Mohammad · October 14, 2020, 12:46pm

Hey,
I was trying to train my own model with English data set .
(50 GB from common voice)
but after first epoch I’ve got following error:

Alphabet cannot encode transcript “” while processing sample “…/DataBase/en/clips/common_voice_en_1655Preformatted text6180.wav”, check that your alphabet contains all characters in the training corpus. Missing characters are: [].

does anybody knows why it happened?

lissyx · October 14, 2020, 2:19pm

Care to follow the basic guidelines before reaching out to support and expose more precisely what " I was trying to train my own model with English data set ." stands for?

Mohammad · October 15, 2020, 3:53pm

I downloaded 50GB dataBase from common voice and I was trying to train it with this guid but i’ve got the error that i mentioned in first comment.

othiele · October 15, 2020, 6:46pm

The import script is not perfect, follow the guidelines and search before you post:

EsakkiSundar_Varatharajan · November 20, 2020, 8:02am

Im getting the same error. I followed the steps given in Training 0.9.1 and when I run the command python3 DeepSpeech.py --train_files ../data/CV/en/clips/train.csv --dev_files ../data/CV/en/clips/dev.csv --test_files ../data/CV/en/clips/test.csv

ValueError: Alphabet cannot encode transcript “it’s true then” while processing sample “/mnt/d/Sundar/DeepSpeechDataSet/cv-corpus-5.1-2020-06-22/en/clips/common_voice_en_22311413.wav”, check that your alphabet contains all characters in the training corpus. Missing characters are: [’’’].

Please let me know how to resolve this issue.

rakesh_reddy · April 7, 2021, 1:11pm

Even am also getting the same error.can any one help me to get out of this.

ValueError: Alphabet cannot encode transcript “course 1 and course 2 mass been different” while processing sample “audio/Train/3770_2.wav”, check that your alphabet contains all characters in the training corpus. Missing characters are: [‘1’, ‘2’].

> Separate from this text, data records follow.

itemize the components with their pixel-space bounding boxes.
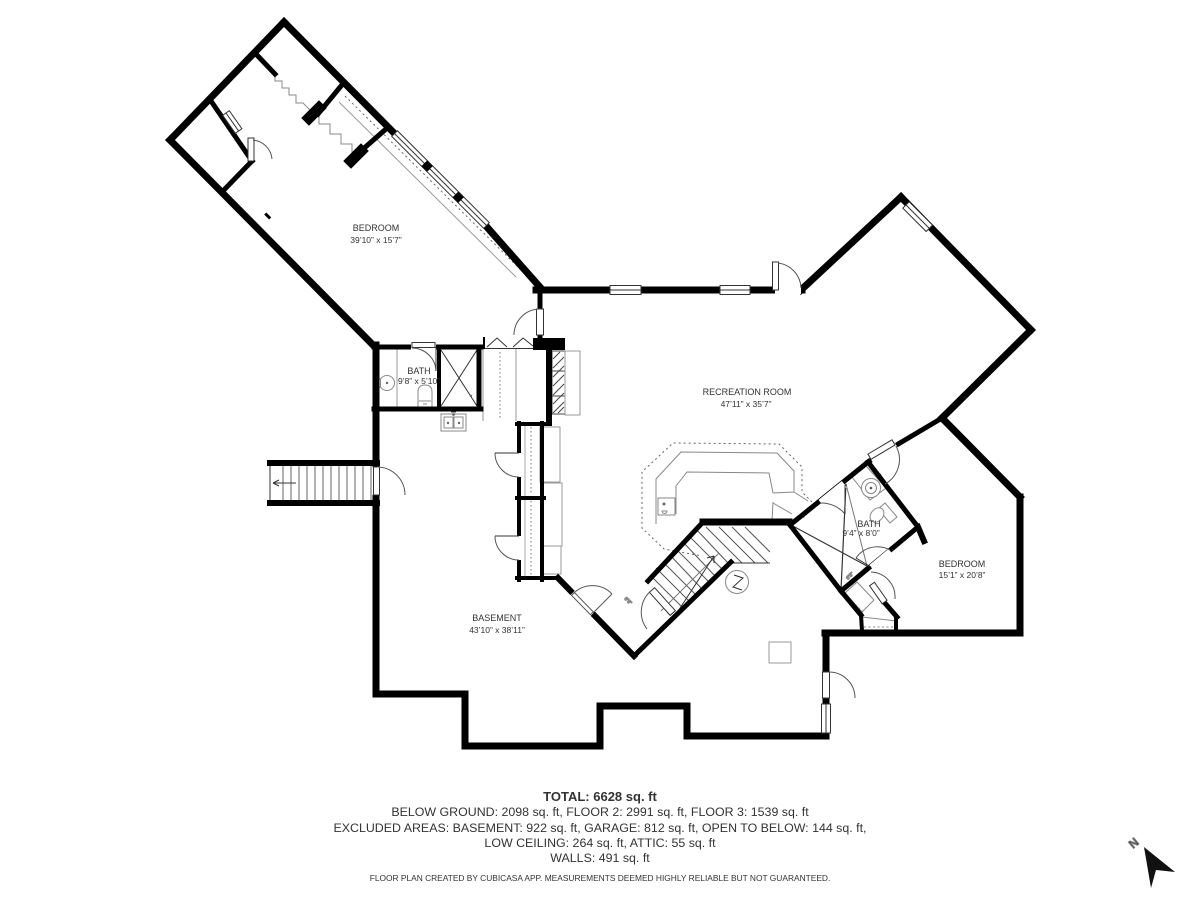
- svg-text:BATH: BATH: [407, 366, 430, 376]
- svg-text:FLOOR PLAN CREATED BY CUBICASA: FLOOR PLAN CREATED BY CUBICASA APP. MEAS…: [370, 873, 831, 883]
- svg-text:LOW CEILING: 264 sq. ft, ATTIC: LOW CEILING: 264 sq. ft, ATTIC: 55 sq. f…: [484, 836, 716, 850]
- svg-text:9’4” x 8’0”: 9’4” x 8’0”: [842, 528, 879, 538]
- svg-text:9’8” x 5’10”: 9’8” x 5’10”: [398, 376, 440, 386]
- svg-text:RECREATION ROOM: RECREATION ROOM: [703, 387, 792, 397]
- svg-text:EXCLUDED AREAS: BASEMENT: 922: EXCLUDED AREAS: BASEMENT: 922 sq. ft, GA…: [333, 821, 866, 835]
- svg-text:43’10” x 38’11”: 43’10” x 38’11”: [469, 625, 525, 635]
- svg-text:BEDROOM: BEDROOM: [353, 223, 400, 233]
- svg-text:BEDROOM: BEDROOM: [939, 559, 986, 569]
- svg-text:15’1” x 20’8”: 15’1” x 20’8”: [939, 570, 986, 580]
- svg-text:TOTAL: 6628 sq. ft: TOTAL: 6628 sq. ft: [543, 789, 657, 804]
- svg-text:BASEMENT: BASEMENT: [472, 613, 522, 623]
- svg-text:47’11” x 35’7”: 47’11” x 35’7”: [721, 399, 772, 409]
- svg-text:WALLS: 491 sq. ft: WALLS: 491 sq. ft: [550, 851, 650, 865]
- svg-text:BELOW GROUND: 2098 sq. ft, FLO: BELOW GROUND: 2098 sq. ft, FLOOR 2: 2991…: [391, 805, 809, 819]
- svg-text:39’10” x 15’7”: 39’10” x 15’7”: [350, 235, 402, 245]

michalis_p · May 27, 2021, 9:24am

I have the same problem as described from Mohammad “missing characters are []”.
I am following the Playbook and I have put on the alphabet all words that appear on the .csv files (double checked it with check_characters.py.

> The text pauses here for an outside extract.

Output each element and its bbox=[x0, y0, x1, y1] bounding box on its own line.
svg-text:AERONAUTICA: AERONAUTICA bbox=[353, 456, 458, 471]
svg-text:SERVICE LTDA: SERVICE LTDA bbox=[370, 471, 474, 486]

How to put the “” character on the alphabet?

ftyers · May 28, 2021, 2:38am

Not to advertise, but if you’re using Common Voice data, consider using commonvoice-utils which contains preprocessing code and language data for most of the languages of Common Voice.

michalis_p · May 28, 2021, 6:22am

I am not using common voice, I have my own voice and csv data that I parsed.
I found the source of the problem that I wrote.
The “” character was a wrong entry on the test.csv file that was producing the error. Actually I had the wav source, the length but the string was empty ("") so it couldn’t handle the empty wav string.

ftyers · May 29, 2021, 4:45pm

Great! So you solved it?

michalis_p · May 31, 2021, 9:59am

Yes, it was solved.
But still when using a different scorer the words are not recognized correctly.
While the words that were included on the training pack are being recognized with almost 100% success rate.
So my question now is if we will have to make a new training with the new vocabulary to have a better success rate?

ftyers · June 1, 2021, 6:34pm

The answer is probably yes, e.g. training with in domain data will improve your results.